Please tell us about your writing process. What’s a typical writing day for you? 

That depends on whether I am writing or not, and I am not always writing. At the moment, for example, I am avoiding writing, partly because I just finished a big project. I tend to work on several things at once, but when I am nearing the end of a novel, I need to hold the whole thing in my head, and then I am very much a sprint writer: when I was finishing After the Parade, I worked around 75 hours a week from mid-May to early August. I couldn’t do that in a sustained way—it would be exhausting and I need to earn a living—but I needed to do it for those months. Most of the time, I will write new work in the wee hours, from 5 a.m. onward, and revise or edit in the afternoons.

All writers seem to have themes that preoccupy them and which tend to crop up in their writing. What are your writerly preoccupations? 

I always think that my way into my characters, especially those who are quite different from me, is to find one way in which we are alike, so I might give them one of my traits—along these lines, belly button phobias pop up a lot in my work, as do grammar obsessions. My bigger preoccupations are loneliness and the ways that people feel alienated or “other.” Along these lines, I am interested in characters who feel different but appear “normal” and thus are drawn to those whose difference is physical. I am also interested in “before and after” events, tragic events in a person’s life that create a tectonic shift, after which everything is different. Certainly all of these were themes that I was interested in when I wrote After the Parade.

What is the best writing advice you’ve received? 

The advice that I quote most often is from Kurt Vonnegut: “Write for an audience of one.” That is, write for the one person who most understands your voice and preoccupations and quirks. When you write with that degree of specificity, you end up with something unique. The advice I heard a lot that had a negative effect on me was, “You are not a writer if you don’t write every day.” I don’t write every day, and it took me a while to realize that is just fine. Some of us don’t write every day, but we are still writers. On the other hand, there are some for whom this is terrific advice. You just have to know what kind of writer you are and stop beating yourself up about being on the “wrong” side of the advice.

You are this year’s judge for Bayou Magazine’s James Knudsen Prize in Fiction. Will you talk a little about what you look for in a short story? 

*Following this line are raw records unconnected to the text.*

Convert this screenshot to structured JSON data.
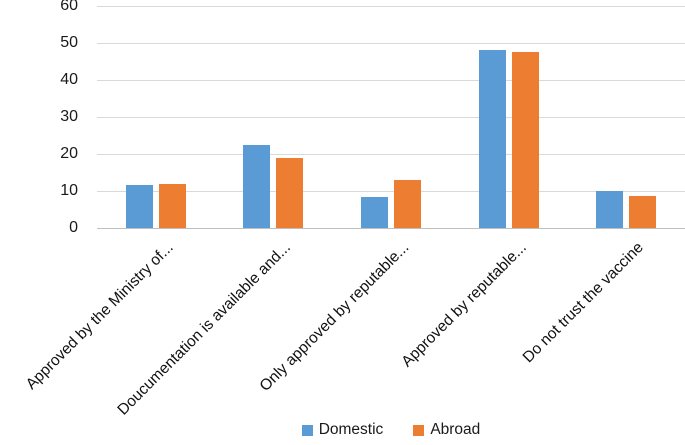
{
  "chart_data": {
    "type": "bar",
    "title": "",
    "xlabel": "",
    "ylabel": "",
    "categories": [
      "Approved by the Ministry of...",
      "Doucumentation is available and...",
      "Only approved by reputable...",
      "Approved by reputable...",
      "Do not trust the vaccine"
    ],
    "series": [
      {
        "name": "Domestic",
        "color": "#5B9BD5",
        "values": [
          11.5,
          22.5,
          8.3,
          48,
          10
        ]
      },
      {
        "name": "Abroad",
        "color": "#ED7D31",
        "values": [
          12,
          19,
          13,
          47.7,
          8.7
        ]
      }
    ],
    "ylim": [
      0,
      60
    ],
    "yticks": [
      0,
      10,
      20,
      30,
      40,
      50,
      60
    ],
    "grid": true,
    "legend_position": "bottom",
    "colors": {
      "gridline": "#D9D9D9",
      "axis_line": "#BFBFBF",
      "tick_text": "#1a1a1a",
      "category_text": "#111111"
    }
  }
}
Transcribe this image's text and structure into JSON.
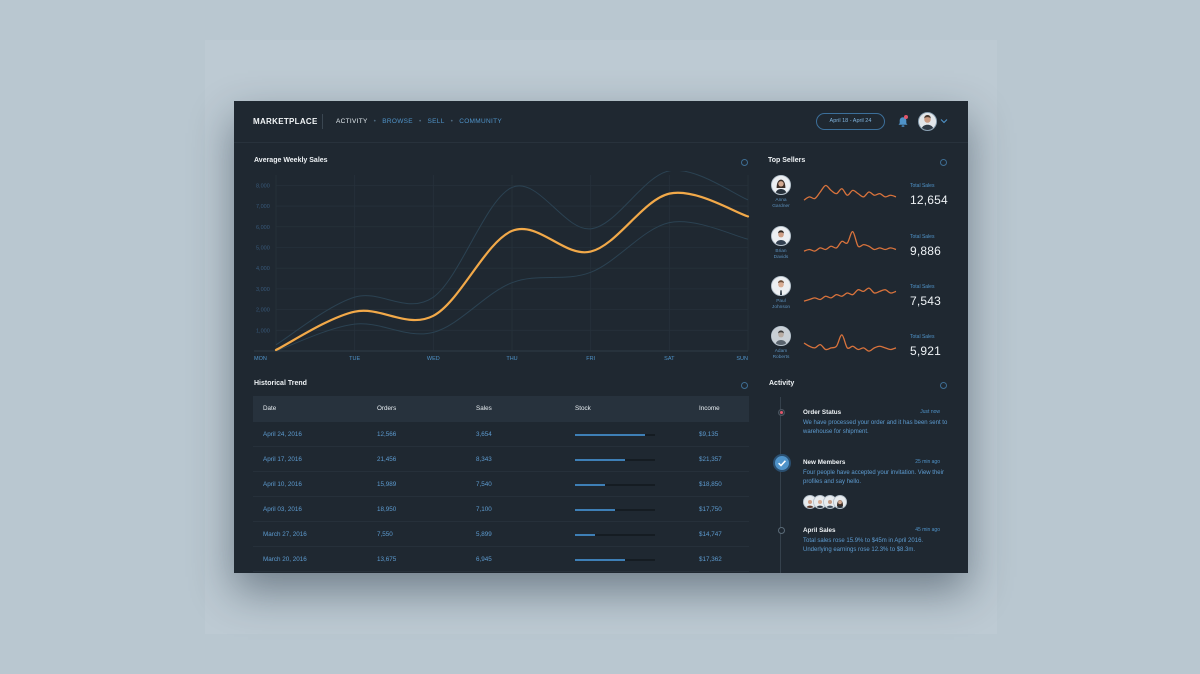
{
  "header": {
    "brand": "MARKETPLACE",
    "nav": [
      {
        "label": "ACTIVITY",
        "active": true
      },
      {
        "label": "BROWSE",
        "active": false
      },
      {
        "label": "SELL",
        "active": false
      },
      {
        "label": "COMMUNITY",
        "active": false
      }
    ],
    "date_range": "April 18 - April 24"
  },
  "weekly_sales": {
    "title": "Average Weekly Sales",
    "chart_data": {
      "type": "line",
      "categories": [
        "MON",
        "TUE",
        "WED",
        "THU",
        "FRI",
        "SAT",
        "SUN"
      ],
      "yticks": [
        1000,
        2000,
        3000,
        4000,
        5000,
        6000,
        7000,
        8000
      ],
      "ytick_labels": [
        "1,000",
        "2,000",
        "3,000",
        "4,000",
        "5,000",
        "6,000",
        "7,000",
        "8,000"
      ],
      "ylim": [
        0,
        8500
      ],
      "series": [
        {
          "values": [
            50,
            1900,
            1700,
            5800,
            4800,
            7600,
            6500
          ],
          "color": "#f2a949"
        }
      ],
      "band": {
        "upper": [
          300,
          2600,
          2600,
          7900,
          5900,
          8700,
          7300
        ],
        "lower": [
          0,
          1300,
          900,
          3300,
          3800,
          6200,
          5400
        ]
      },
      "grid": true
    }
  },
  "top_sellers": {
    "title": "Top Sellers",
    "sellers": [
      {
        "name_line1": "Anna",
        "name_line2": "Gardner",
        "label": "Total Sales",
        "value": "12,654",
        "spark": [
          3,
          5,
          4,
          8,
          12,
          9,
          7,
          10,
          6,
          9,
          7,
          5,
          8,
          6,
          7,
          5,
          6,
          5
        ]
      },
      {
        "name_line1": "Brian",
        "name_line2": "Davids",
        "label": "Total Sales",
        "value": "9,886",
        "spark": [
          3,
          4,
          3,
          5,
          4,
          6,
          5,
          9,
          8,
          15,
          6,
          7,
          6,
          4,
          5,
          4,
          5,
          4
        ]
      },
      {
        "name_line1": "Paul",
        "name_line2": "Johnson",
        "label": "Total Sales",
        "value": "7,543",
        "spark": [
          3,
          4,
          5,
          4,
          6,
          5,
          7,
          6,
          8,
          7,
          10,
          9,
          11,
          8,
          9,
          10,
          8,
          9
        ]
      },
      {
        "name_line1": "Adam",
        "name_line2": "Roberts",
        "label": "Total Sales",
        "value": "5,921",
        "spark": [
          8,
          6,
          5,
          7,
          4,
          5,
          6,
          13,
          5,
          6,
          4,
          5,
          3,
          5,
          6,
          5,
          4,
          5
        ]
      }
    ]
  },
  "historical_trend": {
    "title": "Historical Trend",
    "columns": [
      "Date",
      "Orders",
      "Sales",
      "Stock",
      "Income"
    ],
    "rows": [
      {
        "date": "April 24, 2016",
        "orders": "12,566",
        "sales": "3,654",
        "stock": 0.87,
        "income": "$9,135"
      },
      {
        "date": "April 17, 2016",
        "orders": "21,456",
        "sales": "8,343",
        "stock": 0.62,
        "income": "$21,357"
      },
      {
        "date": "April 10, 2016",
        "orders": "15,989",
        "sales": "7,540",
        "stock": 0.37,
        "income": "$18,850"
      },
      {
        "date": "April 03, 2016",
        "orders": "18,950",
        "sales": "7,100",
        "stock": 0.5,
        "income": "$17,750"
      },
      {
        "date": "March 27, 2016",
        "orders": "7,550",
        "sales": "5,899",
        "stock": 0.25,
        "income": "$14,747"
      },
      {
        "date": "March 20, 2016",
        "orders": "13,675",
        "sales": "6,945",
        "stock": 0.62,
        "income": "$17,362"
      }
    ]
  },
  "activity": {
    "title": "Activity",
    "items": [
      {
        "title": "Order Status",
        "time": "Just now",
        "text": "We have processed your order and it has been sent to warehouse for shipment."
      },
      {
        "title": "New Members",
        "time": "25 min ago",
        "text": "Four people have accepted your invitation. View their profiles and say hello."
      },
      {
        "title": "April Sales",
        "time": "45 min ago",
        "text": "Total sales rose 15.9% to $45m in April 2016. Underlying earnings rose 12.3% to $8.3m."
      }
    ]
  },
  "icons": {
    "bell": "bell-icon",
    "caret": "chevron-down-icon",
    "check": "check-icon",
    "menu_ring": "more-icon"
  },
  "colors": {
    "accent": "#4f93c9",
    "line": "#f2a949",
    "spark": "#d9733c",
    "alert": "#e0566a"
  }
}
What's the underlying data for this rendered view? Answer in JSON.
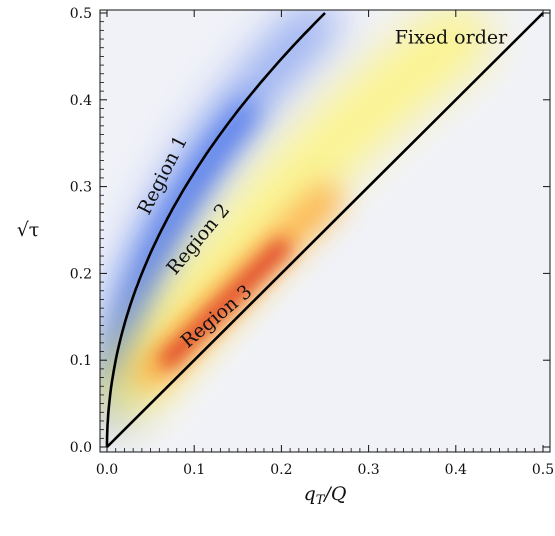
{
  "chart_data": {
    "type": "heatmap",
    "xlabel": "q_T/Q",
    "ylabel": "√τ",
    "xlim": [
      0.0,
      0.5
    ],
    "ylim": [
      0.0,
      0.5
    ],
    "x_ticks": [
      0.0,
      0.1,
      0.2,
      0.3,
      0.4,
      0.5
    ],
    "y_ticks": [
      0.0,
      0.1,
      0.2,
      0.3,
      0.4,
      0.5
    ],
    "x_tick_labels": [
      "0.0",
      "0.1",
      "0.2",
      "0.3",
      "0.4",
      "0.5"
    ],
    "y_tick_labels": [
      "0.0",
      "0.1",
      "0.2",
      "0.3",
      "0.4",
      "0.5"
    ],
    "curves": [
      {
        "shape": "sqrt",
        "x": [
          0.0,
          0.25
        ],
        "y": [
          0.0,
          0.5
        ]
      },
      {
        "shape": "line",
        "x": [
          0.0,
          0.5
        ],
        "y": [
          0.0,
          0.5
        ]
      }
    ],
    "regions": [
      {
        "label": "Region 1",
        "x": 0.07,
        "y": 0.31,
        "rotation_deg": -63
      },
      {
        "label": "Region 2",
        "x": 0.11,
        "y": 0.235,
        "rotation_deg": -50
      },
      {
        "label": "Region 3",
        "x": 0.13,
        "y": 0.145,
        "rotation_deg": -40
      }
    ],
    "annotation": {
      "label": "Fixed order",
      "x": 0.33,
      "y": 0.465
    },
    "colors": {
      "background": "#f1f2f8",
      "region1_peak": "#2f5fe8",
      "region2_3_peak": "#d8281f",
      "yellow": "#fff460",
      "curve": "#000000"
    },
    "grid": false
  }
}
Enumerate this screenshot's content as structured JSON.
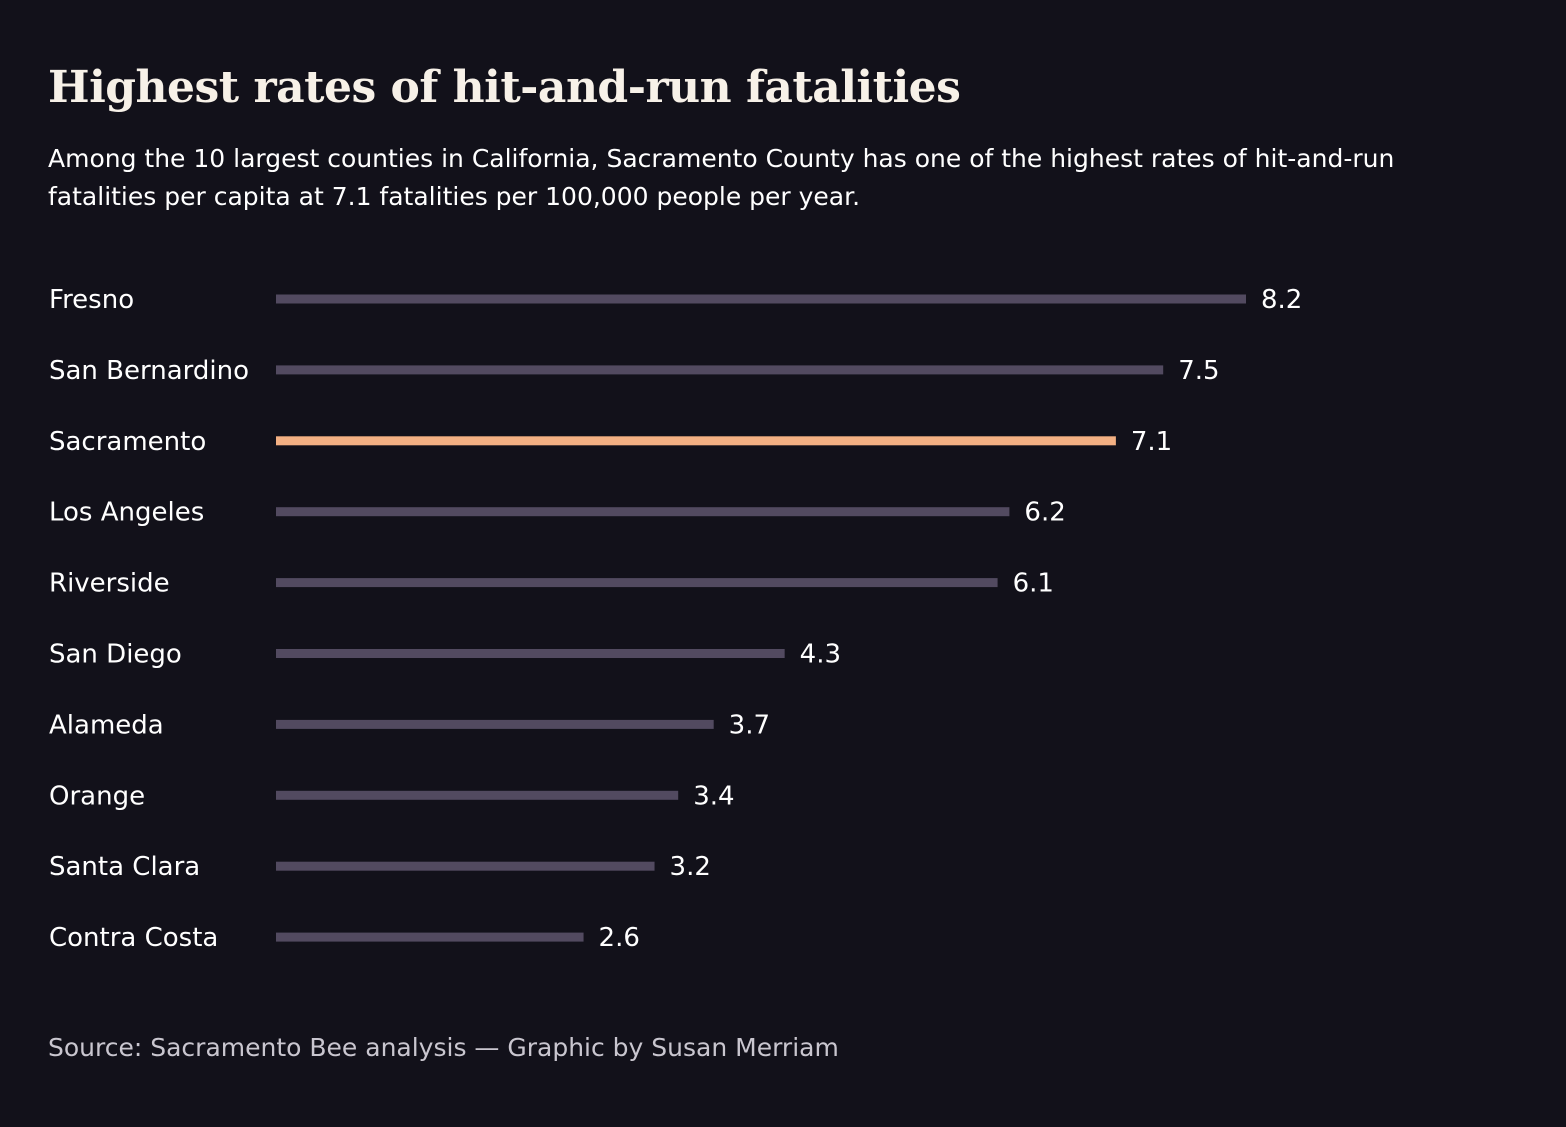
{
  "title": "Highest rates of hit-and-run fatalities",
  "subtitle": "Among the 10 largest counties in California, Sacramento County has one of the highest rates of hit-and-run fatalities per capita at 7.1 fatalities per 100,000 people per year.",
  "source": "Source: Sacramento Bee analysis — Graphic by Susan Merriam",
  "colors": {
    "background": "#12111a",
    "bar": "#524a60",
    "highlight": "#f3b083",
    "text": "#ffffff",
    "muted_text": "#c9c6cf"
  },
  "chart_data": {
    "type": "bar",
    "orientation": "horizontal",
    "categories": [
      "Fresno",
      "San Bernardino",
      "Sacramento",
      "Los Angeles",
      "Riverside",
      "San Diego",
      "Alameda",
      "Orange",
      "Santa Clara",
      "Contra Costa"
    ],
    "values": [
      8.2,
      7.5,
      7.1,
      6.2,
      6.1,
      4.3,
      3.7,
      3.4,
      3.2,
      2.6
    ],
    "value_labels": [
      "8.2",
      "7.5",
      "7.1",
      "6.2",
      "6.1",
      "4.3",
      "3.7",
      "3.4",
      "3.2",
      "2.6"
    ],
    "highlight": "Sacramento",
    "xlim": [
      0,
      8.2
    ],
    "grid": false,
    "legend": "none"
  }
}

I think a lot about the moment when I buy in to a story; most often, I buy in when I sense a voice or a narrator—whether it’s 1st or 3rd person—I want to spend time with. I also love good ambiguity (but not bad ambiguity) as well as moments of surprise, the unexpected line or event that jolts me but then makes sense in the seconds after it. I like work that is layered, where each scene is firing on so many levels that I am not thinking about the writer. I love work that makes me laugh, but also work that makes me sad, dialogue that does everything I have already mentioned, and an ending that brings everything together. I don’t need to like a character to enjoy a story, but I do like writers who write with compassion toward the world and human beings with their weaknesses and blind spots.